The expansive garden behind the Mission is a lovely surprise for many visitors. Dating to the Mission's earliest days, the garden has undergone many changes; it currently retains the formal design of a hedge in the shape of a Celtic cross implemented by the Capuchin Franciscans in 1926.
|Fathers Kelleher and O'Leary examine adobe
walls during renovation work in 1949.
SANTA INÉS MISSION ARCHIVE.
Full restoration of the Mission began in 1947. When the workman removed the roof from part of the residence, they discovered the outline of several rooms above the arches that had been used by during the Mission Era. The second story was added making the Mission look as it did before the earthquake of 1812. Extensive repairs were made to the roof of the church and residence, and sections of the south end of the building were completely remodeled.
Additionally, the bell tower was remodeled to conform to its original design as confirmed by artwork and photographs prior to its collapse in 1911. Red tile flooring unearthed during the project affirmed that the Mission edifice originally has 22 arches not 21 as previously believed. A Mission bell was shipped from Rotterdam (the Netherlands) for recasting and returned in time to ring out in celebration of the 150th anniversary of Mission Santa Inés in 1954.
The Chapel of the Madonna was created during this period and numerous restoration projects were initiated.
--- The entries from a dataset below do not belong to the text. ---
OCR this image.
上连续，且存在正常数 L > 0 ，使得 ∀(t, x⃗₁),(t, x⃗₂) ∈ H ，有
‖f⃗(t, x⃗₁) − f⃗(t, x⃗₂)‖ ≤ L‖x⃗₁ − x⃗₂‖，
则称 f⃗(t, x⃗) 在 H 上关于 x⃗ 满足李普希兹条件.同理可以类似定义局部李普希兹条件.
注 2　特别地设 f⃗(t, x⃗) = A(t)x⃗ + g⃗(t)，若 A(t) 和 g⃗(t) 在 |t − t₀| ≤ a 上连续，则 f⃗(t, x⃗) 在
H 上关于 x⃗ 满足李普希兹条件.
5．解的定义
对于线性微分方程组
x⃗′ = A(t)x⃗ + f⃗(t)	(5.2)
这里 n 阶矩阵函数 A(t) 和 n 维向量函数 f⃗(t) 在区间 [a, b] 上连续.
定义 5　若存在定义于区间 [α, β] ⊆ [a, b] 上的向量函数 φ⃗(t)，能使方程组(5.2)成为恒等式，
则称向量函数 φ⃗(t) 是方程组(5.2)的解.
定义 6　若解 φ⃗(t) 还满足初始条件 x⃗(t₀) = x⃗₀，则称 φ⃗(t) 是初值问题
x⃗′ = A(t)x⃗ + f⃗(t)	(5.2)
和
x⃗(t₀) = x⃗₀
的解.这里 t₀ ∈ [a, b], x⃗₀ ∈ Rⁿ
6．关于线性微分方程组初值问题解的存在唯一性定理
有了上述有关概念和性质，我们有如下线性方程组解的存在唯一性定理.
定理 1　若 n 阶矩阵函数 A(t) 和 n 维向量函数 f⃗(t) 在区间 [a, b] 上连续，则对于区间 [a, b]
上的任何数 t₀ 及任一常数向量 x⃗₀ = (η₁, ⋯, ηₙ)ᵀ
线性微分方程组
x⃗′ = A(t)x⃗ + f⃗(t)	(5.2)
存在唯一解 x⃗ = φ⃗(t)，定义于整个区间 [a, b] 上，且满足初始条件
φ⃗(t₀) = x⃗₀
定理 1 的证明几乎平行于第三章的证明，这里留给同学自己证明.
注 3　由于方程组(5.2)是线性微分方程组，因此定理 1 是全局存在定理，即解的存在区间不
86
A radiation heating system was installed in the church under the original restored tile floor to preserve the Mission's priceless paintings and other artwork. The entire Mission was painted and weatherproofed. Improved irrigation and drainage systems were installed for the various refurbished and landscaped gardens. In 1954 a statue of Our Lady of Lourdes made in Obergammergau (Bavaria, Germany) was installed in a shrine next to the cemetery.
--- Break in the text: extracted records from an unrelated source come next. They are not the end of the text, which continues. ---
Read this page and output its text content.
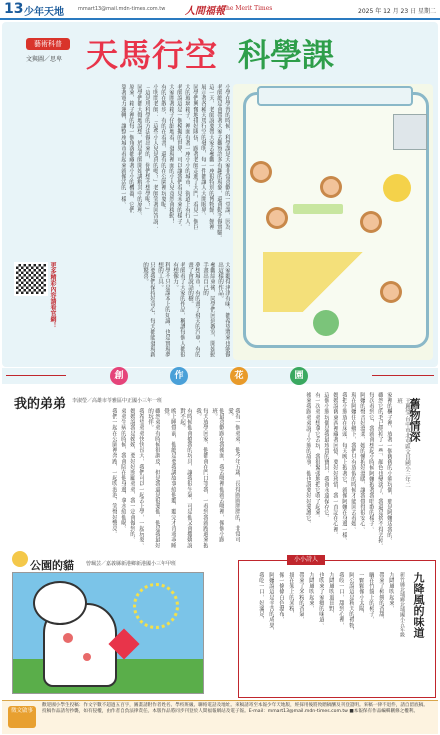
13 少年天地	mmart13@mail.mdn-times.com.tw 人間福報
The Merit Times	2025 年 12 月 23 日 星期二
藝術科普
文與圖／思卑 天馬行空 科學課
小學在學習的時候，科學課是大家非常喜歡的一堂課，因為
老師總是會帶著大家去觀察許多有趣的現象，還會動手做實驗。
這一天，老師說要帶大家去參觀一座很特別的博物館，館裡
展示著各種天馬行空的發明，每一件都讓人大開眼界。
同學們興奮地排好隊伍，跟著老師走進了大門，看見一個巨
大的玻璃箱子，裡面有著一座小小的城市，街道上有行人。
老師說這是一個模擬的世界，可以讓我們看見未來的樣子。
大家圍著箱子仔細地看，發現裡面的小人兒竟然會移動！
有的在散步，有的在看書，還有的在公園裡玩耍呢。
小明問老師：「這些小人兒是真的嗎？」老師笑著回答說：
「這是用科學的方法做出來的，你們想不想學呢？」
同學們都大聲地說想，於是老師開始講解其中的原理。
原來，箱子裡的每一個角落都藏著小小的機器，它們
靠著電力運轉，讓整座城市看起來就像活的一樣。
大家聽得津津有味，都希望將來也能做出這樣的作品。
參觀結束後，同學們回到教室，開始動手畫出自己的
夢想城市，有的畫了飛天的汽車，有的畫了會說話的樹。
老師看了大家的作品，稱讚每個人都很有想像力。
科學不只是課本上的知識，也是實現夢想的工具。
只要我們保持好奇心，每天都能發現新的驚喜。
更多精彩內容請看官網！
創	作	花	園
我的弟弟 李淑瑩／高雄市苓雅區中正國小三年一班
我有一個弟弟，他今年五歲，長得圓圓胖胖的，非常可愛。
他最喜歡跟在我後面，我去哪裡他就去哪裡，像個小跟班。
每天放學回家，他都會在門口等我，一看到我就跑過來抱我。
有時候他會搶我的玩具，讓我很生氣，可是他又會撒嬌說對不起。
晚上睡覺前，他總是要我講故事給他聽，聽完才肯乖乖睡覺。
雖然弟弟有時候很調皮，但是我還是很愛他，他是我最好的玩伴。
我希望弟弟快快長大，我們可以一起去上學，一起玩耍。
媽媽說我是姊姊，要好好照顧弟弟，我一定會做到的。
弟弟生病的時候，我會陪在他身邊，拿水給他喝。
我們一起在公園裡奔跑，一起吹泡泡，笑聲好響亮。	舊物情深
王麗瑩 台中市北屯區文昌國小三年二班
家裡的櫃子裡，放著一個舊舊的小熊玩偶，那是阿嬤送我的。
雖然它的毛已經掉了一些，顏色也變淡了，我還是捨不得丟掉。
每次看到它，我就會想起小時候阿嬤抱著我唱歌的樣子。
阿嬤的聲音好溫柔，她的懷抱好溫暖，讓我覺得很安心。
現在阿嬤住在鄉下，我們只有放假的時候才能回去看她。
我把小熊放在床頭，每天晚上抱著它，就像阿嬤在身邊一樣。
媽媽說舊東西裡藏著回憶，要好好珍惜，我一直記在心裡。
這個小熊玩偶是我最珍貴的寶貝，我會永遠保存它。
有一次弟弟想拿它去玩，我很緊張地把它收了起來。
後來我跟弟弟說了小熊的故事，他也說要好好愛護它。
公園的貓 曾珮芸／嘉義縣新港鄉新港國小三年甲班
小小詩人
九降風的味道
新竹縣北埔鄉北埔國小五年級
九降風吹起來，
帶來了柿餅的香甜，
曬在竹篩上的柿子，
一顆顆像小太陽，
阿公說這是秋天的禮物，
我咬一口，甜到心裡，
九降風吹過田野，
也吹來了家鄉的味道。
九降風吹起來，
帶來了米粉的香氣，
掛在架上的米粉，
像一條條白色瀑布，
阿嬤說這是辛苦的成果，
我吃一口，好滿足，
徵文啟事
歡迎國小學生投稿：作文字數不超過五百字，圖畫請附作者姓名、學校班級、聯絡電話及地址。來稿請寄至本報少年天地版，經採用後將致贈稿酬及刊登證明。來稿一律不退件，請自留底稿。投稿作品請勿抄襲，如有侵權，由作者自負法律責任。本版作品將同步刊登於人間福報網站及電子報。E-mail：mmart13@mail.mdn-times.com.tw ■本報保有作品編輯刪修之權利。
|The restored arched colonnade with ruin of the original 19th arch.|
Two new bronze bells named "Santa Inés" and "Saint Frances" were cast and installed in the bell tower in 1984. In August of 1989 the 18th annual Fiesta celebrated many years of hard work - in particular the million-dollar renovation and restoration project of the east wing. Key to this project was the reconstruction of eight of the 19 arches that form the eastern façade of the building. This restoration recreated the appearance and almost the original length of the east wing or convento prior to the Secularization in 1834. All that remained was the 19th of the 22 arches. It was decided to keep this original arch standing both as a reminder of the original building as well as of the neglect and abuse that the missions suffered under secularization. The new portion of the convento building now houses a large parish hall complete with kitchen and two conference rooms. All are used by the parish as well as area groups for meetings. Inside the hall are several large paintings done by local artists depicting the various eras of mission life as well as the present life of the parish. Restoration efforts of the Mission paintings became the focus in 1992 and are ongoing.